How much can you expect from a one-person play performed on an almost bare stage? Usually not much, but it's magic, sheer magic when it's ACT's current production of "The Syringa Tree."
One-person theatrical productions have become more frequent in these days of enormous staging costs. A one-person play requires a great deal less capital to mount, and regional theaters around the country rely on them to bolster the bottom line. Too often these productions do more for the theater's finances than they do for the audiences. Such is not the case with "The Syringa Tree."
This is a tender yet aching story about the personal cost to all of us of sanctioned prejudice. Set in South Africa during the last decades of apartheid, it speaks to citizens of every country in which privilege is based on skin color, religion or ethnicity.
It's a topic that too often is treated on stage as a message to be hammered into the audience's consciousness. Yet this play doesn't preach. Instead, its concepts reveal themselves through the reactions of a little white girl trying to make sense out of what's going on in the world around here. Sometimes the innocent child who simply witnesses has more wisdom than the worldly adult who makes things happen.
Lizzie is 5 when the play opens in the 1960s, living a favored life in Johannesburg as the child of a Jewish doctor and Catholic mother, both of whom have long, deep family roots in South Africa. Salamina, the Xhosa woman who is Lizzie's beloved nanny, is very pregnant when the play opens.
The daughter she delivers, Maliseng, becomes a secret younger sister to Lizzie. She must be secret because South African law forbids people without papers to live outside their homelands. Baby Maliseng would be sent to Soweto if the police were aware of her presence.
As little Lizzie grows to adulthood before our eyes, we meet her neighbors, her grandparents, other of the family servants and a cast of characters that numbers about two dozen. They are all performed by a single actor. The role is shared by two women who play it on alternating nights. On opening night Gin Hammond provided a bravura performance.
Both she and Eva Kaminsky have starred in this play before in such prestigious venues as Longwharf Theatre in New Haven, Conn., and California's Pasadena Playhouse. If Kaminsky is even nearly as good as Hammond, you can expect a momentous experience whatever night you go.
With gesture, accent and intonation Hammond believably switches from "pickaninny" toddler to dour and bigoted Afrikaner religious leader, from gracious English liberal to reserved Zulu chauffeur. Each character is fully embodied; we can "see" them all on the stage. Yet the actor never changes costume, never adds a prop.
So, too, can we "see" the South African countryside even though the set has been deliberately created as an exercise in minimalism. The stage is bare except for a child's swing suspended from above. It hangs in front of a backlit backdrop on which wide strokes of color change to suit the mood of the play. On it is a large, flowering tree branch - the syringa tree of the title. Designed by Kenneth Foy, the setting works beautifully.

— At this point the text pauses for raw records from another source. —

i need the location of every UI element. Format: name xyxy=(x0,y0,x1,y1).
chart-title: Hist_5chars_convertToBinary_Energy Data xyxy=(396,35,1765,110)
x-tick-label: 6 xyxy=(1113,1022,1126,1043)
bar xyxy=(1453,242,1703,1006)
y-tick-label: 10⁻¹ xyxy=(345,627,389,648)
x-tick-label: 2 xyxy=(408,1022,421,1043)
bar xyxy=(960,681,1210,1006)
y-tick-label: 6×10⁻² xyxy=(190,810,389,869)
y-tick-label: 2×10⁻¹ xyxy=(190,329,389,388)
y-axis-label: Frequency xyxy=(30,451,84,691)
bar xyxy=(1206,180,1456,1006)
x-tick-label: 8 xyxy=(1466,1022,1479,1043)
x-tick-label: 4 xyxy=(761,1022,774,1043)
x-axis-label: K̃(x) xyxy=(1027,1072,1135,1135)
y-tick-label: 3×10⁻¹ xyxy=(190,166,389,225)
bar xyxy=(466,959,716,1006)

Through the ingenious lighting effects of Steven B. Mannshardt, this set blazes with the dawning sun at one moment, is infused with the gold of sunset at another. In moonlight it can be the frightening venue of a police chase, or the inviting locale of a convivial campfire.
These images are reinforced by the sounds designed by Tony Suraci. The noise of rustling underbrush, musical notes, a rapping on a door, automobile tires, a gunshot, children's games, all enter our consciousness and help shape the scene we create in our own minds.
Written by Pamela Gien, who grew up in South Africa, the play is semiautobiographical. Gien wrote it as fiction because she wanted it to transcend the personal and address more profoundly the idea of freedom and human dignity. She succeeds brilliantly and was awarded the Obie for best play in 2001. She was also the play's first actor and won awards for her performance as well.
"The Syringa Tree" has played to sold-out houses across the United States, in England and other international venues. It's satisfying to know that it was first performed here in Seattle, in ACT's Bullitt Cabaret in 1999. Larry Moss was the director then; he has returned to Seattle to direct the current production. It was Moss who first encouraged Gien to write "The Syringa Tree."
This is a one-act play that runs more than 90 minutes. Be prepared, and you'll be amply rewarded.
Its return to ACT is a gift to the community. We almost lost ACT Theatre last year. Let us rejoice in the fact that it is still with us.